I design and operate the MLOps infrastructure at Quinze-Vingts Hospital — one of Europe's leading ophthalmology centers — providing clinicians with 24/7 AI-assisted diagnosis. The system integrates heterogeneous data sources (corneal topographers, biomechanical analyzers, clinical records), applies the necessary mathematical transformations to make that data ML-ready, and serves predictions that feed directly into treatment decisions. I'm responsible for the full pipeline: from raw device exports to production-grade model serving.

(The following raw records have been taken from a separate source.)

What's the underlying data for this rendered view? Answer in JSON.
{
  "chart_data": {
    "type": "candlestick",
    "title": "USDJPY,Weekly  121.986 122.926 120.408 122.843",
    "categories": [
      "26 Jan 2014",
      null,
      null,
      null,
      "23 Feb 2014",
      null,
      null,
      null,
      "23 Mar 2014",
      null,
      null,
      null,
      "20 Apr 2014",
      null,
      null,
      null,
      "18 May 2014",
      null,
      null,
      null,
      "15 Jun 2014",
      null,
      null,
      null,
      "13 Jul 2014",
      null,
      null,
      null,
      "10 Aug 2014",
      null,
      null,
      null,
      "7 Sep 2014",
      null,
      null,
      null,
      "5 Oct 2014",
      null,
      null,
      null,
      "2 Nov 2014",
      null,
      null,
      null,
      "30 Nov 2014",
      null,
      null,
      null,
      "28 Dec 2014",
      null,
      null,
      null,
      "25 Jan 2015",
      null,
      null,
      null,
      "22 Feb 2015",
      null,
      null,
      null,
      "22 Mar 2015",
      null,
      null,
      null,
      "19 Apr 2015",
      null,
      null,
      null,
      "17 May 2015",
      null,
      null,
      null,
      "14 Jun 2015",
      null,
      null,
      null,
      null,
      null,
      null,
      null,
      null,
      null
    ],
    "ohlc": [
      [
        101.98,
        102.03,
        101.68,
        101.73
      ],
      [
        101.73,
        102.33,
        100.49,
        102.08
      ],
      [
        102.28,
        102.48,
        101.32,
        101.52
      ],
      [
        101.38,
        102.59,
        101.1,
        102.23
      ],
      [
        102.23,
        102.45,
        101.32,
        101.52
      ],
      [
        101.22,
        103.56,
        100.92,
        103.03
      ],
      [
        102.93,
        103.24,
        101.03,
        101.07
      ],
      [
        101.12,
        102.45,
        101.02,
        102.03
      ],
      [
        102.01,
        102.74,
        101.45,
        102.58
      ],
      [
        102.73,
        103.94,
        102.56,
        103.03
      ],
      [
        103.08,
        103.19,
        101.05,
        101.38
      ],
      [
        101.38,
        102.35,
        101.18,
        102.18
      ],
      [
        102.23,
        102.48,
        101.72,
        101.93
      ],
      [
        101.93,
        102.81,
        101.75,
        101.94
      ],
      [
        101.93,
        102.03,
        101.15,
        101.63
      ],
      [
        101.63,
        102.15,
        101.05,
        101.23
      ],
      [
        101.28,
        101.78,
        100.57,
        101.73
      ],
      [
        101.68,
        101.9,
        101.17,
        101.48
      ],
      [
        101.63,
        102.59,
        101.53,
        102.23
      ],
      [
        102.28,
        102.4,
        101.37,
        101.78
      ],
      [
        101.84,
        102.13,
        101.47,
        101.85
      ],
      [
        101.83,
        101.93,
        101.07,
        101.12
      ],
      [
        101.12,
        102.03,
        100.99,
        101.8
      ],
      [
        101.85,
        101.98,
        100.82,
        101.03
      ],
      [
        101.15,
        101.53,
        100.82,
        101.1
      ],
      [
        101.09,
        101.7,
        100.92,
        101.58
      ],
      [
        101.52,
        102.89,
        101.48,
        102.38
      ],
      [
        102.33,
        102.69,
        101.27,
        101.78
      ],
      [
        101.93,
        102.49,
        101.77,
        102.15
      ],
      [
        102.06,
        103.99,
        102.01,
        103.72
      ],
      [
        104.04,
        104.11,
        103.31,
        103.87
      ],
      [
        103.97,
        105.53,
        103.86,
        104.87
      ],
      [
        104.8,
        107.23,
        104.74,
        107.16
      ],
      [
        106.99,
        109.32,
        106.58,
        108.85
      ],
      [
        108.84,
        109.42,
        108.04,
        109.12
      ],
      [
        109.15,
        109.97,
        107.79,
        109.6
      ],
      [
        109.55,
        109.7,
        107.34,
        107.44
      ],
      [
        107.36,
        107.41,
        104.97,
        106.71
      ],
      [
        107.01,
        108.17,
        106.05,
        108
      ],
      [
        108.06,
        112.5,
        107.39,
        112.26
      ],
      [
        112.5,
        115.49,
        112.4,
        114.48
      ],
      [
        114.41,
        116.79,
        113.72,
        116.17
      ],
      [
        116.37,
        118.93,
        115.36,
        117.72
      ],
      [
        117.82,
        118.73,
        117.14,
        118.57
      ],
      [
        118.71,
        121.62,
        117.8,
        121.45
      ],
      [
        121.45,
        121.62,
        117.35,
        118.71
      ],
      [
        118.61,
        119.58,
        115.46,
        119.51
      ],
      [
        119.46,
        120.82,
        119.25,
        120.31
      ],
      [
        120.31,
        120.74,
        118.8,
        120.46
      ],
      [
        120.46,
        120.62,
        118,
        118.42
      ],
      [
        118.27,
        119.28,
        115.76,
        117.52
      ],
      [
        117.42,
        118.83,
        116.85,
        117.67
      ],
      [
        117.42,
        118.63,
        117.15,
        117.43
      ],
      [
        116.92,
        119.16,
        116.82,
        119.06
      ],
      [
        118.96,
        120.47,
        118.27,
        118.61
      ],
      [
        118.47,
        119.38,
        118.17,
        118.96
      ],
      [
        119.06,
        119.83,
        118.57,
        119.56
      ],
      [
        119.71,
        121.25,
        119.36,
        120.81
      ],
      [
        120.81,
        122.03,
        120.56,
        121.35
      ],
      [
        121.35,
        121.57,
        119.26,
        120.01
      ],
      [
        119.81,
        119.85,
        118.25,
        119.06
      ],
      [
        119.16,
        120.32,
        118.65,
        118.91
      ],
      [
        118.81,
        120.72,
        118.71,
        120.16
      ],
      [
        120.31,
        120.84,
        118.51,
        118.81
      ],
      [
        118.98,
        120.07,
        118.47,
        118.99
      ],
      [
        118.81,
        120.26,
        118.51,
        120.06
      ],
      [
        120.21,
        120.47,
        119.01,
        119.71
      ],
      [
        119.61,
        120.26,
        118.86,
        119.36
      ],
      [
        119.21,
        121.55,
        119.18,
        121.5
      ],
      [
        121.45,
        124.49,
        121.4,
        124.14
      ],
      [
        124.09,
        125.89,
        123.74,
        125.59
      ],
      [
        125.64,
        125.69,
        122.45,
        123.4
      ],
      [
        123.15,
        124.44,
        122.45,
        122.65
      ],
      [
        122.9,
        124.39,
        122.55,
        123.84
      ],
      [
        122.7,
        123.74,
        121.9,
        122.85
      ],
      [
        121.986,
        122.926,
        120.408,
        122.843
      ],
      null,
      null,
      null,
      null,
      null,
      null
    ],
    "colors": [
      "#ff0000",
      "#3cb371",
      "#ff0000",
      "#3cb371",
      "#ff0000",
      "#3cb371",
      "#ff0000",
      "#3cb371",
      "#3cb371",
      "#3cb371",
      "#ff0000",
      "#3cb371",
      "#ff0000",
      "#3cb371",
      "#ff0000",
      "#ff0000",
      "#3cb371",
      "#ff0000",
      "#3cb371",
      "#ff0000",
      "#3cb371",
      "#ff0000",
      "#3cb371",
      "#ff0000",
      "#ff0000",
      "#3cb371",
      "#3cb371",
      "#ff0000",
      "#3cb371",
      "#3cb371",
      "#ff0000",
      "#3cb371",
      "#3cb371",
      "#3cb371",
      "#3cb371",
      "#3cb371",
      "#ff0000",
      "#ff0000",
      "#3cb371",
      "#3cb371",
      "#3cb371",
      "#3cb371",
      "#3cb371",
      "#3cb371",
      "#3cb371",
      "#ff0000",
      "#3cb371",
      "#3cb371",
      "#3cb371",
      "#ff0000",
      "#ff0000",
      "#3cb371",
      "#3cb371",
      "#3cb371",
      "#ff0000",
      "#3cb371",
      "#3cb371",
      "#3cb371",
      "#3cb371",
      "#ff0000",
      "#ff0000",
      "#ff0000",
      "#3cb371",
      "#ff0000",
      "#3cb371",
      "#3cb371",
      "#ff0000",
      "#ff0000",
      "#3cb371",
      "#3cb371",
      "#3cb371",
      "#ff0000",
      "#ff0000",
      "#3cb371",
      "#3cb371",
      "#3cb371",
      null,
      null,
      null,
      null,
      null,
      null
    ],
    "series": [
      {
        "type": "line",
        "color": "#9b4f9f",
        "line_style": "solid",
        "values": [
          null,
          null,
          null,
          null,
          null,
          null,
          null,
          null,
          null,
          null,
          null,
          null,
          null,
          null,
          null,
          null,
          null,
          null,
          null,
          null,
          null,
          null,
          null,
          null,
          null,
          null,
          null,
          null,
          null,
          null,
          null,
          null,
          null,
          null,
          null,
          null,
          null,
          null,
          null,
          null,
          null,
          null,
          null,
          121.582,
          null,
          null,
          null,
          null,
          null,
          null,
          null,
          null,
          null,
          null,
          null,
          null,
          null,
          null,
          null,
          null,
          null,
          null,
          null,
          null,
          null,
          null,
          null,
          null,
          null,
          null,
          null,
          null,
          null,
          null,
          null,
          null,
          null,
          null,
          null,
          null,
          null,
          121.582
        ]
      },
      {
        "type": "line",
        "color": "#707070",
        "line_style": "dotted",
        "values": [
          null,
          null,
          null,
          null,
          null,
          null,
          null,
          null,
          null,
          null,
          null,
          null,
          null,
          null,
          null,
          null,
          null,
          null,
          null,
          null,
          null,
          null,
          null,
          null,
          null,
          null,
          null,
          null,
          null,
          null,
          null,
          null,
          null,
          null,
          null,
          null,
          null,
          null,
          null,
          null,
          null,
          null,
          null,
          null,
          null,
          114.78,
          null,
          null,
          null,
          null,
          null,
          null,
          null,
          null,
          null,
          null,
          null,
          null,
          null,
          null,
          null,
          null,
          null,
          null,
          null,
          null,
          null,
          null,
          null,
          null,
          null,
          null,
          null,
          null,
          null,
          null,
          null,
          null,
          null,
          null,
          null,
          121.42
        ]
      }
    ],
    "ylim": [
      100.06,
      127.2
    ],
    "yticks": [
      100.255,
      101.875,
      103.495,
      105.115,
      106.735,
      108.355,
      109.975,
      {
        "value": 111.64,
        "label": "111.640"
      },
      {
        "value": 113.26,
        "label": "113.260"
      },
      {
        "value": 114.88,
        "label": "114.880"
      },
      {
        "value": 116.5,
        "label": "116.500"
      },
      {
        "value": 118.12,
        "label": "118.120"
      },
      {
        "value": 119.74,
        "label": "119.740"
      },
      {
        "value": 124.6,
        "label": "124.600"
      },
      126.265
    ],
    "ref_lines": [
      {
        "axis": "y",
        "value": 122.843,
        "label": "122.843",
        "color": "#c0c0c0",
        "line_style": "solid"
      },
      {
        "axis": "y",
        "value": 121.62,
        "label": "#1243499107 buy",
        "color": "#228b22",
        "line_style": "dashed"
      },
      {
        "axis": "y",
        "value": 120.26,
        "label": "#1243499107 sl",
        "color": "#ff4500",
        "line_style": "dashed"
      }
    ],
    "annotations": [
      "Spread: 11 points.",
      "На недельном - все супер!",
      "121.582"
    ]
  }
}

I came to ML through an unusual path: a Bachelor's in Economics at Paris-Est Créteil, where I got hooked on econometrics and statistical modeling, followed by a Master's in Econometrics and Statistics at the University of Angers. The transition from economic forecasting to production ML systems turned out to be more natural than you'd expect — the core problems (noisy data, small samples, high stakes, real-time constraints) are the same.
Experience
- Architecting and operating a full MLOps infrastructure for 24/7 AI-assisted clinical diagnosis, integrating data from MS-39, Corvis-ST, and clinical databases (~150k exams).
- Built automated data pipelines: polar-to-cartesian coordinate conversion, Zernike polynomial extraction, biomechanical feature engineering — 4,000+ features computed at 5× speed (30 samples/min), with 2–6% deviation from manufacturer software.
- Trained and deployed predictive models (ResNet, ViT, CatBoost) in Python/PyTorch — 97% accuracy on 1,000 samples, 100% classification on 120 surgical cases vs. 75% baseline, saving €70k–120k/year in avoided unnecessary procedures.
- Deploying models with Docker/Kubernetes; collaborating directly with clinicians on validation and production integration.